Roadblocks and restrictions
The first hurdle to track conversions accurately is attribution windows, which are windows of time that a click on a marketing ad can be attributed back to the ad. Attribution windows vary by platform and range from one day to 90 days. The second hurdle is third-party cookie restrictions. Popular web browsers like Safari, Firefox, and Edge completely restrict third-party cookies from tracking user behavior.
Let’s toss out a few scenarios:
- User A clicks a Facebook ad on Monday and uses Google Chrome as their preferred browser. User A applies on Wednesday. In this case, a conversion will track because third-party cookies are not restricted on Google Chrome and Facebook has a seven-day click attribution window.
- User B clicks a Google Search pay per click ad on Monday and uses Microsoft Edge as their preferred browser. User B applies 10 days later (well within the Google Ads 90-day attribution window), but Edge restricts all third-party cookies. In this case, a conversion will not track.
Unfortunately, Google announced last year they are following suit with Safari, Firefox, and other browsers by eliminating third-party cookies by 2024. This means your Facebook ad will no longer receive credit for User A’s application submission in the previous example. With the death of the third-party cookie comes an urgency to leverage first-party cookies to their absolute fullest. An article by Carnegie’s Chief Digital Officer Alexa Poulin states the importance of first-party cookies: “First-party data is king. The importance of collecting and building your own data will continue to grow in importance and give you your best options for advertising.”
As you can see, there are a lot of factors that go into conversion tracking! You’re probably asking, how can I ensure my conversions are tracking with all these new privacy restrictions? What about offline conversion tracking like in-store purchases or enrollment deposits? Is it even possible to connect a user’s online activity to their offline actions?
The value of customer data platforms
Woohoo! A champion emerges: Customer Data Platforms (CDP).
A CDP is software that collects and stores user data from a variety of sources, like the web and CRMs (Customer Relationship Management tools), to create a complete and singular view of a user. For the purpose of this blog, we’ll refer to Carnegie Clarity™’s technology partner BlueConic. BlueConic can deploy a first-party tracking script across your website to track users’ interests and behaviors across multiple sessions and devices while also ensuring web browsers appropriately recognize cookies as first-party data.

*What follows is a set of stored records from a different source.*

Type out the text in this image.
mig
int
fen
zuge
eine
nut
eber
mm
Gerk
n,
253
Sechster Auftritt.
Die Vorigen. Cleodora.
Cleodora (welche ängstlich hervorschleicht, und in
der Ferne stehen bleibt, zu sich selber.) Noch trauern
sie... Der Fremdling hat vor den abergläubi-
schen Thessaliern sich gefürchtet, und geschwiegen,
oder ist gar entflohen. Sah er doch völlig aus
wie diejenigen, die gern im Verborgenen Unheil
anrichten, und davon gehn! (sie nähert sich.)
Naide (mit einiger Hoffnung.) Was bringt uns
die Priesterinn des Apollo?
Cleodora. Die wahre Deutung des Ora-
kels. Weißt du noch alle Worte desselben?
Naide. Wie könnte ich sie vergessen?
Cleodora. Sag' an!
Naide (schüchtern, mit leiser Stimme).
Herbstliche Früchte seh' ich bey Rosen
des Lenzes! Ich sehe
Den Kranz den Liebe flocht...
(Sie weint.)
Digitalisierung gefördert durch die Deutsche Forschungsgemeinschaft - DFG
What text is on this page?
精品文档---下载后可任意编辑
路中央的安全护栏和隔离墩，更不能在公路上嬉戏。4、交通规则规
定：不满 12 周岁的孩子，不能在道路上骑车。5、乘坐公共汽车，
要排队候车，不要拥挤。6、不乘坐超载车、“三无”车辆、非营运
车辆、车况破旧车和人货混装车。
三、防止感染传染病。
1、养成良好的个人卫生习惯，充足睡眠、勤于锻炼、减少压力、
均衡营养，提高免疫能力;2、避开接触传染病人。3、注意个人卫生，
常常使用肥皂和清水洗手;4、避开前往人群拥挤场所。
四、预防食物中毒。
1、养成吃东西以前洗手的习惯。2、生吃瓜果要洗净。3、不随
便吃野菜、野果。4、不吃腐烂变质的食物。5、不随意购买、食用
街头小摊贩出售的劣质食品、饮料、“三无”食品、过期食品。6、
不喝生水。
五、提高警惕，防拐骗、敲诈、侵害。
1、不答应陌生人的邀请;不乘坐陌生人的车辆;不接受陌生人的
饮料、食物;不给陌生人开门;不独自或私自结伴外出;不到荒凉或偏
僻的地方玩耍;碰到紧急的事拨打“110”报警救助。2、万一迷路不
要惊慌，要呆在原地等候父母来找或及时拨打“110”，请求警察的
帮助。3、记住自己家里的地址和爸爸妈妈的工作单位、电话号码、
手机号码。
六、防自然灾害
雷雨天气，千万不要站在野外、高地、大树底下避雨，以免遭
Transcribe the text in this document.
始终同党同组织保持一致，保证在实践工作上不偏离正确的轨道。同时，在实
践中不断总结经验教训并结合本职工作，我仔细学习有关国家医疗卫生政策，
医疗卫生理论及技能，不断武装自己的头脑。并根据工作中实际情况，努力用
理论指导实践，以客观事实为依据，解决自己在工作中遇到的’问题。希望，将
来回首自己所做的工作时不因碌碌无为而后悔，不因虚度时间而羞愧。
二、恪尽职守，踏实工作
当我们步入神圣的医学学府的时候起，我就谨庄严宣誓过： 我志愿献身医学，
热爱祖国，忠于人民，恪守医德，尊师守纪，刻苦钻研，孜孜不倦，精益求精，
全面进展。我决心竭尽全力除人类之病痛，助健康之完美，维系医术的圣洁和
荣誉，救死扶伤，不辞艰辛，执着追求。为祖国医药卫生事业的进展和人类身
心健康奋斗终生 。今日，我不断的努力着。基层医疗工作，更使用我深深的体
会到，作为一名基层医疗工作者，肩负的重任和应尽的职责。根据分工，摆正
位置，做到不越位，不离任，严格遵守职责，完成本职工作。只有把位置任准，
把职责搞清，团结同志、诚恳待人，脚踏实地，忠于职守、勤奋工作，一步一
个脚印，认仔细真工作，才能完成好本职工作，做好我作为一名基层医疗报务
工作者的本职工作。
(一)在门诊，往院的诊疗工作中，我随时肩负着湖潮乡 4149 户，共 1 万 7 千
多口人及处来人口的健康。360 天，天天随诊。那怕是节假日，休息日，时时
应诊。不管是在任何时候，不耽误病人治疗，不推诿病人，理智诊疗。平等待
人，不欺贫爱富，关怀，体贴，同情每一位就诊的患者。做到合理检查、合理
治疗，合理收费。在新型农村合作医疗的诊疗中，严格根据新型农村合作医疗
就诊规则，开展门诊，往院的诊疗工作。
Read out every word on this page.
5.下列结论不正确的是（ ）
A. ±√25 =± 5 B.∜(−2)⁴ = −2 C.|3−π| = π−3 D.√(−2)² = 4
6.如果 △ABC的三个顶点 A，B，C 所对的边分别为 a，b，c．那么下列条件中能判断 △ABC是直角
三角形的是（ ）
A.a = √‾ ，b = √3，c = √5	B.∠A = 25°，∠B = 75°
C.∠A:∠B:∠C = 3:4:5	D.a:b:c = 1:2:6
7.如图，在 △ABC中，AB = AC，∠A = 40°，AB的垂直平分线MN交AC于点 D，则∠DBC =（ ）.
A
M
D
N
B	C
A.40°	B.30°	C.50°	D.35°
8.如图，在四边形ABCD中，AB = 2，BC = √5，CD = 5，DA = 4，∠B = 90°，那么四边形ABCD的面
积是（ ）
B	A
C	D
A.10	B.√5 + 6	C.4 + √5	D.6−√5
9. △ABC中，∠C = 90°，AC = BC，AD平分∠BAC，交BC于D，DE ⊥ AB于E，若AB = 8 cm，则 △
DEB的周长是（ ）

Utilization of a CDP takes third-party cookie restrictions out of the equation. Now, Google Chrome and Edge do not restrict first-party cookies, but Firefox and Safari have some narrow windows. Firefox’s first-party cookies will expire after 45 days, and Safari takes it a step further and expires them after 24 hours. In the case of Safari, any conversion tracking will be tricky, but 24 hours is better than none.
The moral of the story: Invest in a CDP to collect and build your own first-party data source and gain the greatest visibility into conversion tracking and marketing attribution possible. The death of the third-party cookie has every higher ed institution shaken, but Carnegie is taking strides to ensure that our clients are prepared to weather the storm.